Work & Labour Migration

Workplace exploitation is a persistent problem facing migrant workers. Over the last 10 years MRCI have assisted thousands of workers to claim unpaid wages and seek legal redress for the abuse of their employment rights. Migrant workers cannot easily leave exploitative jobs due to the constraints of the Work Permit System. If they leave the job they are often at risk of becoming undocumented. MRCI is working to create a fairer Work Permit System to allow workers to leave exploitative situations without risk to their immigration status.  At its heart is current and future labour migration policy for Ireland. Looking to Ireland’s future labour needs is key to protecting migrants in low paid work.

  • Food For Thought from Migrant Rights Centre Ireland on Vimeo.

    Food for Thought is a short social justice film documenting the experiences of low-wage migrant restaurant workers in Ireland.

    Food for Thought weaves together workers’ stories and interviews with trade unionists, economists and supportive employers, reminding us that exploitation is bad for workers and bad for business. The film is informed by research MRCI carried out in 2012 with 120 migrant restaurant workers, which identified non-compliance and exploitation as ongoing concerns in this sector. We believe Irish consumers care not only about what they eat, but about the pay and conditions of the workers who cook and serve their food. 

    For more information on Food for Thought and its launch, see our press release

  • Coalition to Protect the Lowest Paid

    The Coalition to Protect the Lowest Paid is made up of workers, trade unions and community organisations including SIPTU, Mandate, Communications Workers’ Union, UNITE, Migrant Rights Centre Ireland, The Poor Can’t Pay Campaign, Community Platform, the European Anti-Poverty Network Ireland and the National Women’s Council. This broad-based coalition has come together to defend the pay and conditions of thousands of the lowest paid workers in Ireland such as cleaners, hotel and restaurant workers, security guards, farm labourers and shop workers.

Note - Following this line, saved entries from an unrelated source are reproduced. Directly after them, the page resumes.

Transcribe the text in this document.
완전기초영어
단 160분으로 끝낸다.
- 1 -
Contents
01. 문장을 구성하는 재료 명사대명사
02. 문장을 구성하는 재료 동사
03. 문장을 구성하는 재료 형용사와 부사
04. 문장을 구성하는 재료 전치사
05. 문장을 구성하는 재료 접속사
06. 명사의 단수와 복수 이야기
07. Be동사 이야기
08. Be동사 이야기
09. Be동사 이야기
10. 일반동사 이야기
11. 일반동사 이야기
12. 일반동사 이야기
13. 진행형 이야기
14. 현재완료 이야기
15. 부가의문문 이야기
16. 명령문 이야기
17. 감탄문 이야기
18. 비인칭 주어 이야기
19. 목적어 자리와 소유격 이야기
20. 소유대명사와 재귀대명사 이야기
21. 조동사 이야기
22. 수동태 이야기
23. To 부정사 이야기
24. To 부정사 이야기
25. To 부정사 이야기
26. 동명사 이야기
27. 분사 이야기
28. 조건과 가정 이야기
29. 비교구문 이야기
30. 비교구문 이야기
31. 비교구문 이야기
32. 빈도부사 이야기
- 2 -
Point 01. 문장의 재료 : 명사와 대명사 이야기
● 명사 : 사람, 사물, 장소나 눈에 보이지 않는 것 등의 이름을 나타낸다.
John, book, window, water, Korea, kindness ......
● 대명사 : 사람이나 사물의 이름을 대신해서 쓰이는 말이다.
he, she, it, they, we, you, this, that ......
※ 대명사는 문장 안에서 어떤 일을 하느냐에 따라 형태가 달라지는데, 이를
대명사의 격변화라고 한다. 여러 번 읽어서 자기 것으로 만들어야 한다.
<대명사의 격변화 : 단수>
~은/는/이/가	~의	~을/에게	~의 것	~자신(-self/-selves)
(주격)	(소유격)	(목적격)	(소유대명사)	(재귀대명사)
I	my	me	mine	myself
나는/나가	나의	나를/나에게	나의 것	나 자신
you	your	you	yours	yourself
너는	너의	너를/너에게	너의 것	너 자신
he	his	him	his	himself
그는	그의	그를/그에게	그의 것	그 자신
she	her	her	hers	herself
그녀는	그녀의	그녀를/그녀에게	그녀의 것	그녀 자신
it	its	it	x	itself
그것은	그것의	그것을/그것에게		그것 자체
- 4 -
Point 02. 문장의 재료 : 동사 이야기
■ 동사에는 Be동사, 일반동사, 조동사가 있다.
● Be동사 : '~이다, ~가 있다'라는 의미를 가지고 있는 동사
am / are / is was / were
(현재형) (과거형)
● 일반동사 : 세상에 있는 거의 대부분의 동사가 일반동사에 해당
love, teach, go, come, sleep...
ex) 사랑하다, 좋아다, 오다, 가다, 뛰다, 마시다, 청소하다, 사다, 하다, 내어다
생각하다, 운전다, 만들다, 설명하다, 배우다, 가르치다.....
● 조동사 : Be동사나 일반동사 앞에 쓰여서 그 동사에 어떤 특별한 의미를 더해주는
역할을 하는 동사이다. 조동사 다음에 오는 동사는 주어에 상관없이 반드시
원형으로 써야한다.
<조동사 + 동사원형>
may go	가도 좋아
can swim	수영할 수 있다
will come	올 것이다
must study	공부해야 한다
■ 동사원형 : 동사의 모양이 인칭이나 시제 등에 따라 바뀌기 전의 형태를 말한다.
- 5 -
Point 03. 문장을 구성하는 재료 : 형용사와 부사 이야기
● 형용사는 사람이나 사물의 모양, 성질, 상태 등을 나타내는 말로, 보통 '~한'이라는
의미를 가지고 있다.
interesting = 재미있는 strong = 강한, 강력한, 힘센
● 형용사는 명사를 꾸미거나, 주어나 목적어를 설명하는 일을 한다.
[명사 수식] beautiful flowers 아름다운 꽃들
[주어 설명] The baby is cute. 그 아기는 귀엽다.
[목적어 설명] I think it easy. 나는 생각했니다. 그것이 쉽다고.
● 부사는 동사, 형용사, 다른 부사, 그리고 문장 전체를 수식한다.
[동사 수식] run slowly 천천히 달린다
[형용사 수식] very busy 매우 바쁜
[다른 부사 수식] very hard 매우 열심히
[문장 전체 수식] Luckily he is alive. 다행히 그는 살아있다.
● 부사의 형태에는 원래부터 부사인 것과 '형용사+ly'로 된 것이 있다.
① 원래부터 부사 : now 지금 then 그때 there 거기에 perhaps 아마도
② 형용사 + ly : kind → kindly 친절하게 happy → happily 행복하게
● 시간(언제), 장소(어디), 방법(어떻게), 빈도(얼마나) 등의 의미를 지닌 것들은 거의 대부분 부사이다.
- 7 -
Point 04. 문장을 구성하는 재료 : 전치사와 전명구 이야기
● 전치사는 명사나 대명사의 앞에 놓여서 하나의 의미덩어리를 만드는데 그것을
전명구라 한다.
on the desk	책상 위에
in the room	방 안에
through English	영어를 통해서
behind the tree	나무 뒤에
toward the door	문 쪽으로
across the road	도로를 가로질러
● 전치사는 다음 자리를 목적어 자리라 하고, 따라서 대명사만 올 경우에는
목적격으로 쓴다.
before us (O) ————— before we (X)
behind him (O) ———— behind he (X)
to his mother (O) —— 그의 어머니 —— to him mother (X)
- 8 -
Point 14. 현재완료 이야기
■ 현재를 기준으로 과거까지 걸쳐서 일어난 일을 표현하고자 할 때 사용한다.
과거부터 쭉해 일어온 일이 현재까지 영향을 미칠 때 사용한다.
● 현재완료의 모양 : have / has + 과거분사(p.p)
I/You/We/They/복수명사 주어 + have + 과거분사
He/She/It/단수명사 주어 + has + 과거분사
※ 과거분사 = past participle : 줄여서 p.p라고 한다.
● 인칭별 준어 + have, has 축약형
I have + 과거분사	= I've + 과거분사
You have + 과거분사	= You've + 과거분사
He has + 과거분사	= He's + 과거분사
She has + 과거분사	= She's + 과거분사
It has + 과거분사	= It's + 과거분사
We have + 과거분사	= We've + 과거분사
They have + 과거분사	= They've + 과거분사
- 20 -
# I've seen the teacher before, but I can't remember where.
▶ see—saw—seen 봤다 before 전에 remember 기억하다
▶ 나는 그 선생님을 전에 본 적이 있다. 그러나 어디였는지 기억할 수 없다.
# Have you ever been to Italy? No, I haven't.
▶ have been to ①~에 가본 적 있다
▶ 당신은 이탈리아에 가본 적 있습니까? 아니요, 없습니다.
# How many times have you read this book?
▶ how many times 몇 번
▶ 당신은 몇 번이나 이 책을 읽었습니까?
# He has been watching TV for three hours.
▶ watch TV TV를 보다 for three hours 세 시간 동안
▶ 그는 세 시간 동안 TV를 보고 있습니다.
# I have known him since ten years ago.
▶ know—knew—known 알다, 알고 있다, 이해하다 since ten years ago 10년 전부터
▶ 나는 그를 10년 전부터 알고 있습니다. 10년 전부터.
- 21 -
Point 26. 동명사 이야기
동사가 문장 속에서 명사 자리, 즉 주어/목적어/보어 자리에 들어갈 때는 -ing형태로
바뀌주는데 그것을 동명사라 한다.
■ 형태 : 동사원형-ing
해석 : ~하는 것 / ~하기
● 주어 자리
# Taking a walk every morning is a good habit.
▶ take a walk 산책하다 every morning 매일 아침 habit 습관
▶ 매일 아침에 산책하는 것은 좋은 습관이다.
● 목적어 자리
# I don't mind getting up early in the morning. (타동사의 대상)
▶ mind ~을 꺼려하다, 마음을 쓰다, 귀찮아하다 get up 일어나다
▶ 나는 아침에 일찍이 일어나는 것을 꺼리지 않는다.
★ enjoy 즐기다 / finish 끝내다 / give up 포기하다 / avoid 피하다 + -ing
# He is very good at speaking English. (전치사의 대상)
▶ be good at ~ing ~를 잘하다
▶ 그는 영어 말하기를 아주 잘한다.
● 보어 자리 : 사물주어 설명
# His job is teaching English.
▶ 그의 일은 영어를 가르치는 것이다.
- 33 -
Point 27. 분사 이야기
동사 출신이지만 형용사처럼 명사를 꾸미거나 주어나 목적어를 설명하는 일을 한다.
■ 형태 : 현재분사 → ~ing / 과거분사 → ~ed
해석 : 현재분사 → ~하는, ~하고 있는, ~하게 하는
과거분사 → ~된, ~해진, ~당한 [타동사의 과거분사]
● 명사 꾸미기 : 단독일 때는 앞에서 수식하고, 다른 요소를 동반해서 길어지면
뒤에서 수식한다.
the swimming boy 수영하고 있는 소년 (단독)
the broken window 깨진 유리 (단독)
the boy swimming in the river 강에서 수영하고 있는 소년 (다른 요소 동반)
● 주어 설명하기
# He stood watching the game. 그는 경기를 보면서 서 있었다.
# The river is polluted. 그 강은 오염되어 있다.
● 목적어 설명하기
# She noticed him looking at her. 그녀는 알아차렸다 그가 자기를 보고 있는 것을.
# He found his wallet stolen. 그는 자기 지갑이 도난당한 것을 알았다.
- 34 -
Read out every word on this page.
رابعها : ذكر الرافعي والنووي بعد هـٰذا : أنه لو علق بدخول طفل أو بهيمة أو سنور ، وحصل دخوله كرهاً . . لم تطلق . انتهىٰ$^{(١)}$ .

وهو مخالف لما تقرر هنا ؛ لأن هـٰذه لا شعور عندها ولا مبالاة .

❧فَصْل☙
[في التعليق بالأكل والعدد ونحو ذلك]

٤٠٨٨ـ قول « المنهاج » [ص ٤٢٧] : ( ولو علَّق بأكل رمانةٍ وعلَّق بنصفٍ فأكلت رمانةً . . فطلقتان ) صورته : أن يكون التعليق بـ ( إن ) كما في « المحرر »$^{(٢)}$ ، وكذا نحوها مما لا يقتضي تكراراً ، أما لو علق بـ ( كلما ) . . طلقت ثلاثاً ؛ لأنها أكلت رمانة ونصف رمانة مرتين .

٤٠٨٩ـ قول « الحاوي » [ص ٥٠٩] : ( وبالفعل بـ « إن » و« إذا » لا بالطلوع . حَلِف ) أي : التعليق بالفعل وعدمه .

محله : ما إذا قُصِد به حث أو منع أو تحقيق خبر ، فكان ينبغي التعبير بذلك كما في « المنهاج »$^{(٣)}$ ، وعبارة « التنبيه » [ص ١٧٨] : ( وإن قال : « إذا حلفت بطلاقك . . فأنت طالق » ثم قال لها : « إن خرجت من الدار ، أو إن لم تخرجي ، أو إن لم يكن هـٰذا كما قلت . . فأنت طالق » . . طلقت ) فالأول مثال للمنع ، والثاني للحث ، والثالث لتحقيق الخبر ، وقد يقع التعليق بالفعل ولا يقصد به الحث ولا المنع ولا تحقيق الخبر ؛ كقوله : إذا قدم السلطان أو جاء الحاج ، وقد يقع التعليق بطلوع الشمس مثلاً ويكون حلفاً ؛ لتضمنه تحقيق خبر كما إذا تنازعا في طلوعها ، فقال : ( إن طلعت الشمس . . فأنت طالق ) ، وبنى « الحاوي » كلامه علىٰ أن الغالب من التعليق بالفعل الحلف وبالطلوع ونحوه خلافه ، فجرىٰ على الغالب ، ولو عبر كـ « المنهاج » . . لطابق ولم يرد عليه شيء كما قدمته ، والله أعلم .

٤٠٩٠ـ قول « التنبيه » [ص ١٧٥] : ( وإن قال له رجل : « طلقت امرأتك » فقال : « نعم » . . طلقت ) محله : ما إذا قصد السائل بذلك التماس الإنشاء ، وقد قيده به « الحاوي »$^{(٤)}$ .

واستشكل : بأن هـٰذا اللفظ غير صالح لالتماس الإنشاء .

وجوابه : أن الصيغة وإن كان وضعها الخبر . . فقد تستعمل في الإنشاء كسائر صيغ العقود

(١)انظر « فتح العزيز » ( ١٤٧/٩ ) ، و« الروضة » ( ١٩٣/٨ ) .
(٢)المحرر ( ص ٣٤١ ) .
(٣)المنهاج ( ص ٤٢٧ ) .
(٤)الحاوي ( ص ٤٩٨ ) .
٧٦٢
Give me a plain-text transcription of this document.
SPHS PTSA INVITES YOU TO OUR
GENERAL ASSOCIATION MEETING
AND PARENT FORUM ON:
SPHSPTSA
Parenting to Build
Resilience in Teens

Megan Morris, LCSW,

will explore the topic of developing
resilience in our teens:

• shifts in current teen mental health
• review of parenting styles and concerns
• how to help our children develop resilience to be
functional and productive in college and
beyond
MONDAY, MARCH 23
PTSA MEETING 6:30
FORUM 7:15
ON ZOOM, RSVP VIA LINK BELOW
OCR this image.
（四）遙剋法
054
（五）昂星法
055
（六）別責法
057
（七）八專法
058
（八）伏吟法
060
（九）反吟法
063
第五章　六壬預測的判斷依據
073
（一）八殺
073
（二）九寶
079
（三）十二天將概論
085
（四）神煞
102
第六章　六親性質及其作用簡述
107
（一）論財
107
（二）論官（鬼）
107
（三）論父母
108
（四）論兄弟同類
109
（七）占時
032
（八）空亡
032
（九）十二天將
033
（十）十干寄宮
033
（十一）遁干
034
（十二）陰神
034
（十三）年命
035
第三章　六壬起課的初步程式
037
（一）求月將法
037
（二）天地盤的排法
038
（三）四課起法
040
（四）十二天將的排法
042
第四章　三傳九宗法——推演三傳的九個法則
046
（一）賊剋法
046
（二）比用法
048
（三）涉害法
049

  • Coalition Host Roundtable

    In October the MRCI in collaboration with the Coalition to Protect the Lowest Paid held a roundtable event to consider how we can support migrants who have made Ireland their home and how we can map out a future migration strategy that puts the rights of migrants to its core. The event specifically looked at the impact of the recession on migrant workers, the impact of labor migration polices on migrants and actions required. Further action is now being planned to advance the recommendations made at the event. We will keep you informed.

  • World Decent Work Day

    October 7 is the World Day for Decent Work. During this day trade unions and other workers organisations carry out actions such as demonstrations, and seminars to promote and demand decent jobs and full respect for workers’ rights. The International Labour Organisation has developed an agenda for decent work that prioritises fair and sustainable working opportunities. It has four reinforcing elements:

    • Access to productive employment and income opportunities;

    • Rights at work, particularly with respect to the core labour standards;

    • Systems of social protection; and

    • A voice at work through social dialogue.

    The Decent Work Agenda is an approach that emphasizes employment that is accompanied by rights, representation and protection.

    Given the impact of the current economic crisis on low paid workers, including migrants, it is vital that decent jobs become a governmental policy objective and the reality for migrant and all workers in their employment.